Donald Trump secured the Republican nomination on July 19, 2016, defeating Ted Cruz, Marco Rubio, and John Kasich along the way. He surpassed the 1,237 delegates needed to win the nomination, taking 1,542 votes.
Hillary Clinton was officially announced as the Democratic Party nominee on July 26, 2016, having beaten Bernie Sanders with a total of 2,811 delegates. The Democratic Party primary race requires a total of 2,383 votes to win the nomination.
Both parties' candidates received a "convention bounce" following their party’s convention, with Hillary Clinton exiting the conventions with nearly an 8-point lead over Donald Trump. As of November 7, Clinton’s lead had narrowed to only 3.2 percent nationally. During this time many states that had seemed likely to vote in Clinton’s favor had narrowed enough that as of November 7, RealClearPolitics had 171 Electoral College votes designated as a toss-up between Clinton and Trump. These include valuable electoral states that Obama won in 2008 and 2012, like Michigan, Ohio and Pennsylvania. At the time of publication, Trump had won Ohio and Pennsylvania while Michigan was still in contention.
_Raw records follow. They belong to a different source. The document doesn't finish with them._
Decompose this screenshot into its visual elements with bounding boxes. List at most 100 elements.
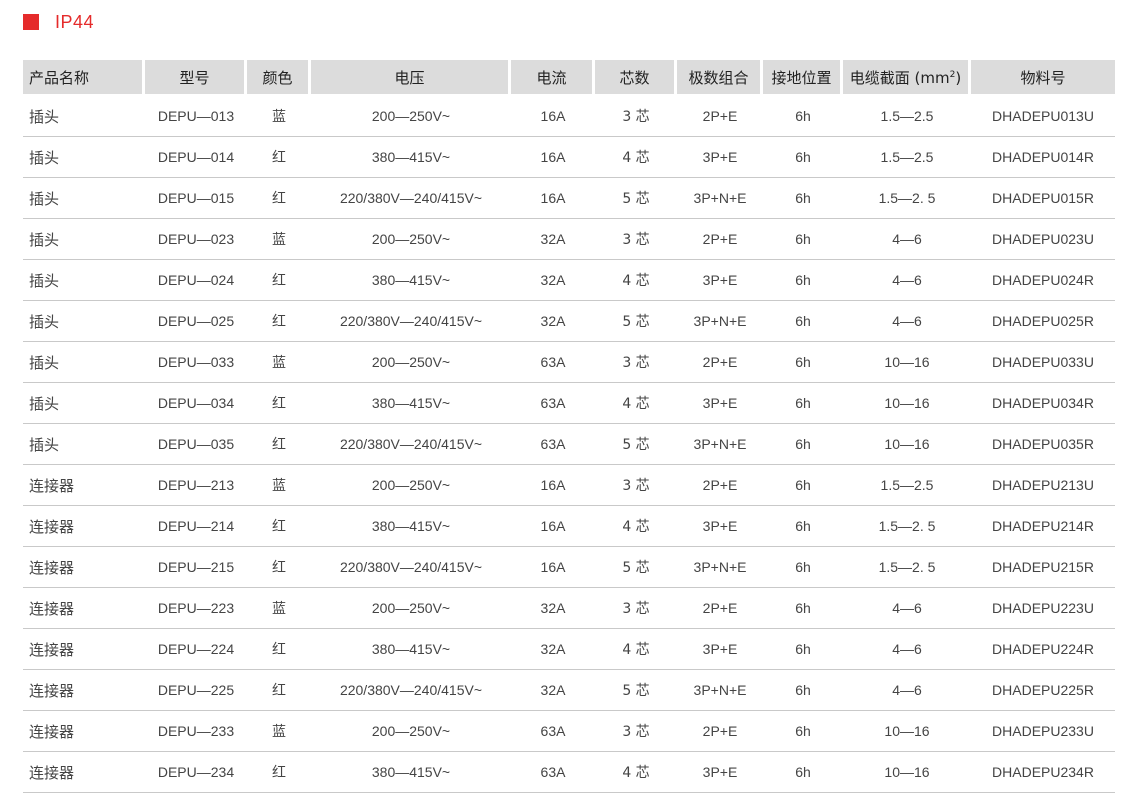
cell-current: 32A [511,219,595,260]
cell-poles: 2P+E [677,342,763,383]
cell-current: 32A [511,629,595,670]
cell-model: DEPU—225 [145,670,247,711]
cell-product: 插头 [23,424,145,465]
cell-voltage: 200—250V~ [311,588,511,629]
cell-cores: 3 芯 [595,219,677,260]
cell-product: 插头 [23,383,145,424]
cell-model: DEPU—233 [145,711,247,752]
cable-header-close: ) [955,68,962,87]
cell-current: 32A [511,670,595,711]
cell-product: 插头 [23,219,145,260]
cell-current: 63A [511,711,595,752]
cell-cable: 1.5—2. 5 [843,547,971,588]
cell-part-no: DHADEPU215R [971,547,1115,588]
cell-current: 16A [511,137,595,178]
cell-cable: 10—16 [843,383,971,424]
cell-cable: 4—6 [843,219,971,260]
cell-cores: 4 芯 [595,137,677,178]
cell-part-no: DHADEPU233U [971,711,1115,752]
cell-part-no: DHADEPU224R [971,629,1115,670]
cell-cores: 4 芯 [595,260,677,301]
cell-earth: 6h [763,670,843,711]
cell-voltage: 220/380V—240/415V~ [311,424,511,465]
cell-current: 16A [511,506,595,547]
cell-model: DEPU—033 [145,342,247,383]
cell-current: 16A [511,178,595,219]
cell-product: 连接器 [23,752,145,793]
cell-earth: 6h [763,711,843,752]
cell-voltage: 220/380V—240/415V~ [311,547,511,588]
col-header-voltage: 电压 [311,60,511,96]
cell-cable: 4—6 [843,260,971,301]
cell-current: 16A [511,465,595,506]
cell-current: 16A [511,96,595,137]
cell-color: 红 [247,752,311,793]
cell-voltage: 380—415V~ [311,629,511,670]
cell-voltage: 200—250V~ [311,96,511,137]
cell-voltage: 220/380V—240/415V~ [311,670,511,711]
cell-model: DEPU—215 [145,547,247,588]
cell-poles: 3P+N+E [677,301,763,342]
cell-poles: 3P+N+E [677,178,763,219]
cell-earth: 6h [763,424,843,465]
cell-poles: 2P+E [677,465,763,506]
cell-cable: 1.5—2. 5 [843,178,971,219]
cell-voltage: 380—415V~ [311,383,511,424]
cell-part-no: DHADEPU234R [971,752,1115,793]
cell-voltage: 380—415V~ [311,506,511,547]
cell-product: 插头 [23,178,145,219]
table-row: 连接器 DEPU—214 红 380—415V~ 16A 4 芯 3P+E 6h 1.5—2. … [23,506,1115,547]
cell-earth: 6h [763,506,843,547]
cell-cores: 4 芯 [595,752,677,793]
col-header-product: 产品名称 [23,60,145,96]
cell-voltage: 220/380V—240/415V~ [311,178,511,219]
cell-product: 连接器 [23,506,145,547]
cell-cable: 4—6 [843,629,971,670]
cell-earth: 6h [763,260,843,301]
cell-color: 蓝 [247,711,311,752]
cell-product: 连接器 [23,711,145,752]
cell-model: DEPU—013 [145,96,247,137]
cell-poles: 3P+E [677,260,763,301]
table-row: 插头 DEPU—024 红 380—415V~ 32A 4 芯 3P+E 6h 4—6 DHADE… [23,260,1115,301]
table-row: 连接器 DEPU—224 红 380—415V~ 32A 4 芯 3P+E 6h 4—6 DHAD… [23,629,1115,670]
section-title: IP44 [23,10,94,34]
cell-voltage: 380—415V~ [311,260,511,301]
cell-poles: 3P+E [677,752,763,793]
cell-cores: 5 芯 [595,301,677,342]
cell-current: 63A [511,342,595,383]
cell-color: 蓝 [247,342,311,383]
cell-earth: 6h [763,752,843,793]
cell-earth: 6h [763,178,843,219]
cell-product: 连接器 [23,670,145,711]
cell-poles: 3P+E [677,383,763,424]
cell-part-no: DHADEPU035R [971,424,1115,465]
col-header-color: 颜色 [247,60,311,96]
cell-voltage: 380—415V~ [311,752,511,793]
cell-part-no: DHADEPU223U [971,588,1115,629]
cell-model: DEPU—034 [145,383,247,424]
cell-current: 32A [511,301,595,342]
cell-voltage: 380—415V~ [311,137,511,178]
cell-poles: 3P+E [677,137,763,178]
cell-poles: 3P+E [677,506,763,547]
table-row: 连接器 DEPU—233 蓝 200—250V~ 63A 3 芯 2P+E 6h 10—16 DH… [23,711,1115,752]
col-header-earth: 接地位置 [763,60,843,96]
cell-cable: 10—16 [843,424,971,465]
cell-poles: 2P+E [677,219,763,260]
cell-earth: 6h [763,219,843,260]
cell-voltage: 200—250V~ [311,465,511,506]
table-row: 插头 DEPU—035 红 220/380V—240/415V~ 63A 5 芯 3P+N+… [23,424,1115,465]
cell-part-no: DHADEPU225R [971,670,1115,711]
cell-part-no: DHADEPU214R [971,506,1115,547]
cell-current: 16A [511,547,595,588]
cell-product: 插头 [23,137,145,178]
cell-cores: 5 芯 [595,178,677,219]
cell-cable: 4—6 [843,670,971,711]
cell-cores: 4 芯 [595,629,677,670]
cell-cores: 4 芯 [595,383,677,424]
cell-current: 63A [511,383,595,424]
cell-earth: 6h [763,301,843,342]
table-row: 插头 DEPU—023 蓝 200—250V~ 32A 3 芯 2P+E 6h 4—6 DHADE… [23,219,1115,260]
table-row: 连接器 DEPU—234 红 380—415V~ 63A 4 芯 3P+E 6h 10—16 DH… [23,752,1115,793]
One reason for such a tight race may have been both candidates’ unprecedentedly low favorability numbers. Trump and Clinton rank as numbers one and two in unfavorability ratings of presidential nominees since 1956. As of November 7, Clinton and Trump were found to be unfavorable by 54.4 and 58.5 percent of people respectively.
Spending and fundraising were ramped up by both candidates towards the end of the election, but the Clinton campaign consistently outpaced Trump, raising nearly 60 million U.S. dollars in August, compared to the Trump campaign’s 41 million. While Clinton has not been able to match Obama’s record fundraising with small donors, she has received 150 million U.S. dollars from donations under 200 dollars, triple the amount Trump has raised thus far.
The Democrats also lead when it came to advertising. As of August 18, Clinton had aired 309,992 ads promoting her campaign; double that of Donald Trump’s campaign at 114,534 airings.
Groups outside the official campaigns, such as Super PACs, continued to have a growing role in the election cycle. As of August 1, outside groups had sponsored over 32 percent of political ads for 2016 federal elections in the U.S., double the percentage in 2010, the year of the historic Citizens United v. FEC Supreme Court ruling.
As of September 22, outside groups had spent over 755 million U.S. dollars during the 2016 election cycle. This puts 2016 on track to have the highest spending by outside groups to date. The vast majority of spending is being done by Super PACs, groups who may not coordinate with a candidate’s campaign but may raise and spend unlimited amounts of money to advocate for or discourage the election of a candidate.